Murderous Children and Misplaced Woo: The 2011 Oscar Nominated Live Action Shorts
Short films can be potent little nuggets of gleeful chaos. It’s a crying shame that the short form flick doesn’t get enough respect — it’s the gold standard for film schools and festivals, but outside of that, they get virtually no exposure. This year’s crop is particularly brutal humor — the best examples of how you can do a lot with 20 minutes worth of film. Like the best pictures themselves, it’s s nice five off of horror, comedy, drama, war, unrequited love and a whole lot of wicked, wicked youngsters. In fact, of the five there’s only one that fulfills the requisite hipster black and white clown flipping a pancake piece — and that’s not even that bad. It’s a damn fine batch of short films, and it’ll be difficult to choose a favorite.
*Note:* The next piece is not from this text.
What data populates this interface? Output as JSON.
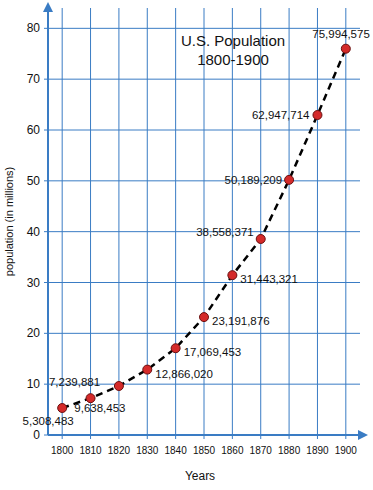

For those among us who knelt our way to salvation through the Catholic sacraments, Tarel Toom’s The Confession will ring all too true. Two young school boys worry about what they’ll confess for their first confession. What starts out as innocent, Goony fun takes a turn for the macabre. It’s a sinister little Twilight Zone episode, a wee bit predictable, and the ending is a little bit faulty, but otherwise it’s got wonderful performances from the two young male leads.
This Irish flick is gloriously fucked up. A ten-year-old pines adorably for his schoolteacher, so much that it smacked-of Ralphie-level adoration. He offers her a ring which she accepts, only to discover that she’s dating a complete tool. And from there the film goes places I didn’t expect. A bit punchline, but so saccharine sweet and darkly cruel. Plus, the flick feels almost like a family affair from Michael Creagh — the credits were full of the same names.
God of Love
Yeah. Here’s the hipster flick. And I know people always accuse us of overusing the word. Holy fuck. Here’s the goddamn textbook example. Luke Matheny — in a film produced at Tisch at NYU — creates the epitome of hipster swerve. It’s like Wes Anderson by way of Westchester. Luke Matheny plays a crooner in a jazz band who throws darts as part of his act. He’s in love with his drummer, who loves his best friend Fozzie. He prays to God, and receives a gift from Olympus of darts that he can throw and cause people to be susceptible to love for six hours. It’s got so many little quirks it’s unbelievable. And yet, there’s something endearing about it. I’m almost waiting for Luke Matheny and Lena Dunham to get together and give birth to a porkpie hat and a record label you can’t appreciate.
While Ivar Goldschmidt’s film isn’t quite as charming as West Bank Story, his short film on the Hutu/Tutsi tribal warfare in Burundi is still pretty spectacular. It’s horrifying, watching these conscripted rebels hold guns on a busload of travelers to ferret out and murder the Tutsis. And yet there is still a strong throughline of humor that keeps the film entertaining. This is my front runner favorite.
It’s pretty difficult to make cancer funny. Usually, it ends up straight up gallows humor. And there’s plenty of that in Wish 143. A teenager in the cancer ward is granted a final wish — and his wish is to spend an hour with a naked woman. It’s a combination of the coming of age movie and the cancer drama and it nails it on all cylinders. With a splendid performance by the lead actor, and a bevy of cameos I know I’m thorough underappreciating thanks to my lack of Brit knowledge, it manages to avoid pitfalls. It stays on the side of sweet, and never underplays the drama of the cancer, which adds to the beauty of the final project.
If I had to pick a winner, I’d love to go with Na Wewe, because even though it’s going the political route, it manages to still toe the humor strongly. If any of these win, and yes I’m including Luke Matheny’s hipsteriffic flick, it’d be hard pressed to be disappointed. These are the kind of flicks that you hope for when you watch the shorts programs at film festivals.